Immunohistochemistry and immunofluorescent staining of liver tissue from the engrafted type 2 diabetes mellitus mouse model. Mice were killed at 7 d (n = 3 for each) for immunostaining of liver tissues to analyze the distribution of engrafted cells. (A) Liver of C57BL6 control as a negative control for GFP staining. (B) At low magnification, the engraftment of spindle-shaped GFP-positive cells (brown) scattered throughout the liver parenchyma is shown. (C) Higher magnification of the GFP-positive cells. (D) At high magnification, GFP-positive cells (green) are scattered throughout the tissue. (E) Same section with insulin-positive cells (red). (F) Merged images demonstrate colocalization of GFP and insulin.

Fig. 6.

Type 1 diabetes mellitus mouse model.

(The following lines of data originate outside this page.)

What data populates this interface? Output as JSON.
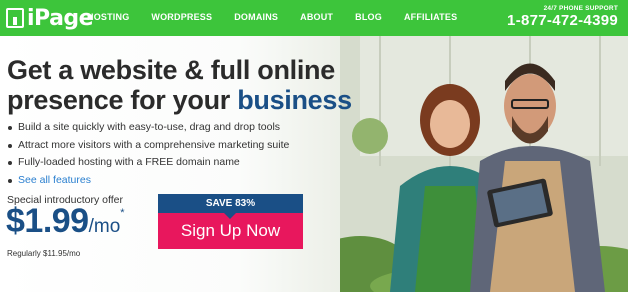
{
  "header": {
    "logo_text": "iPage",
    "nav": [
      "HOSTING",
      "WORDPRESS",
      "DOMAINS",
      "ABOUT",
      "BLOG",
      "AFFILIATES"
    ],
    "phone_label": "24/7 PHONE SUPPORT",
    "phone_number": "1-877-472-4399"
  },
  "hero": {
    "headline_line1": "Get a website & full online",
    "headline_line2_prefix": "presence for your ",
    "headline_accent": "business",
    "features": [
      "Build a site quickly with easy-to-use, drag and drop tools",
      "Attract more visitors with a comprehensive marketing suite",
      "Fully-loaded hosting with a FREE domain name"
    ],
    "see_all": "See all features",
    "offer_label": "Special introductory offer",
    "price": "$1.99",
    "per": "/mo",
    "asterisk": "*",
    "regular": "Regularly $11.95/mo",
    "save": "SAVE 83%",
    "cta": "Sign Up Now"
  },
  "colors": {
    "header_green": "#3dc53b",
    "brand_blue": "#1a4f86",
    "cta_pink": "#e8175d",
    "link_blue": "#2a7fcf"
  }
}
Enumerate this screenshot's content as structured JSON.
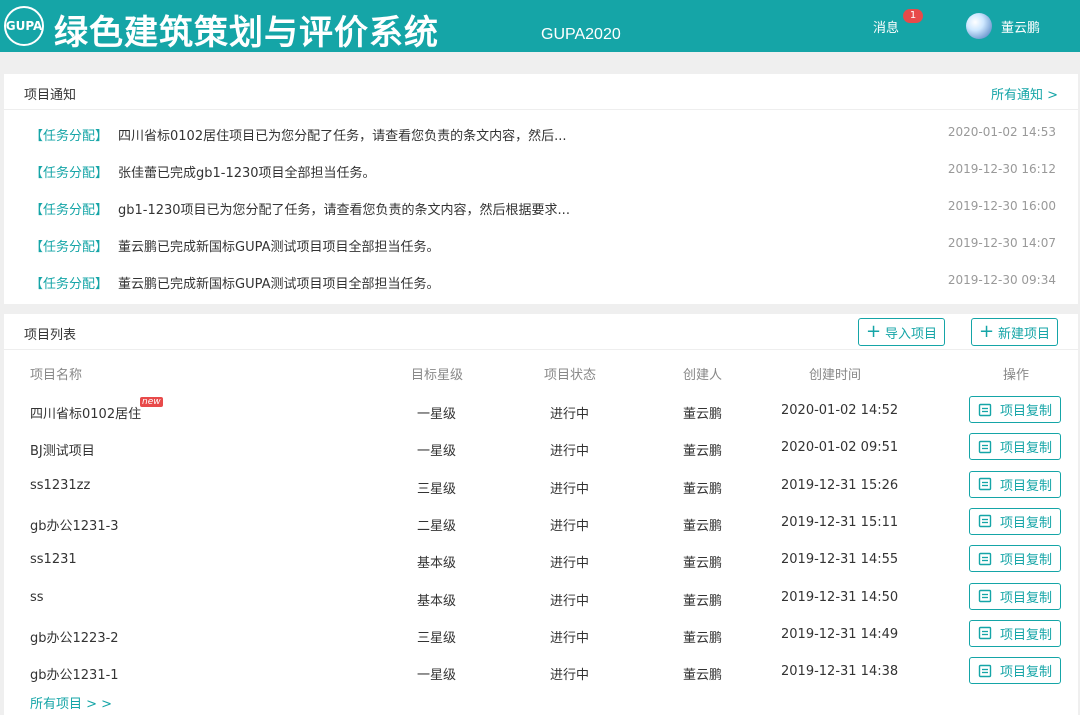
{
  "header": {
    "logo_text": "GUPA",
    "title": "绿色建筑策划与评价系统",
    "subtitle": "GUPA2020",
    "messages_label": "消息",
    "messages_count": "1",
    "username": "董云鹏",
    "accent_color": "#15a5a7"
  },
  "notices": {
    "title": "项目通知",
    "all_link": "所有通知 >",
    "items": [
      {
        "tag": "【任务分配】",
        "text": "四川省标0102居住项目已为您分配了任务，请查看您负责的条文内容，然后...",
        "time": "2020-01-02 14:53"
      },
      {
        "tag": "【任务分配】",
        "text": "张佳蕾已完成gb1-1230项目全部担当任务。",
        "time": "2019-12-30 16:12"
      },
      {
        "tag": "【任务分配】",
        "text": "gb1-1230项目已为您分配了任务，请查看您负责的条文内容，然后根据要求...",
        "time": "2019-12-30 16:00"
      },
      {
        "tag": "【任务分配】",
        "text": "董云鹏已完成新国标GUPA测试项目项目全部担当任务。",
        "time": "2019-12-30 14:07"
      },
      {
        "tag": "【任务分配】",
        "text": "董云鹏已完成新国标GUPA测试项目项目全部担当任务。",
        "time": "2019-12-30 09:34"
      }
    ]
  },
  "projects": {
    "title": "项目列表",
    "import_label": "导入项目",
    "create_label": "新建项目",
    "columns": [
      "项目名称",
      "目标星级",
      "项目状态",
      "创建人",
      "创建时间",
      "操作"
    ],
    "new_badge": "new",
    "copy_label": "项目复制",
    "all_link": "所有项目 > >",
    "rows": [
      {
        "name": "四川省标0102居住",
        "star": "一星级",
        "status": "进行中",
        "creator": "董云鹏",
        "time": "2020-01-02 14:52"
      },
      {
        "name": "BJ测试项目",
        "star": "一星级",
        "status": "进行中",
        "creator": "董云鹏",
        "time": "2020-01-02 09:51"
      },
      {
        "name": "ss1231zz",
        "star": "三星级",
        "status": "进行中",
        "creator": "董云鹏",
        "time": "2019-12-31 15:26"
      },
      {
        "name": "gb办公1231-3",
        "star": "二星级",
        "status": "进行中",
        "creator": "董云鹏",
        "time": "2019-12-31 15:11"
      },
      {
        "name": "ss1231",
        "star": "基本级",
        "status": "进行中",
        "creator": "董云鹏",
        "time": "2019-12-31 14:55"
      },
      {
        "name": "ss",
        "star": "基本级",
        "status": "进行中",
        "creator": "董云鹏",
        "time": "2019-12-31 14:50"
      },
      {
        "name": "gb办公1223-2",
        "star": "三星级",
        "status": "进行中",
        "creator": "董云鹏",
        "time": "2019-12-31 14:49"
      },
      {
        "name": "gb办公1231-1",
        "star": "一星级",
        "status": "进行中",
        "creator": "董云鹏",
        "time": "2019-12-31 14:38"
      }
    ]
  }
}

The type 1 diabetes mellitus mouse model was derived from a single i.p. injection of 180 mg/kg STZ and stabilized for 10 d before transplantation. The mice used in this study (n = 9) all demonstrated hyperglycemia of greater than 400 mg/dL glucose in at least three levels before transplantation. Six mice were then injected with iPS cell-derived β-like cells via hepatic portal vein injection. Fasting glucose levels obtained every 2–3 d, starting at 2 d posttransplantation and continuing for ∼4 mo, show amelioration of hyperglycemia in this type 1 diabetic mouse model. The data shown here are for weeks 0 through 16.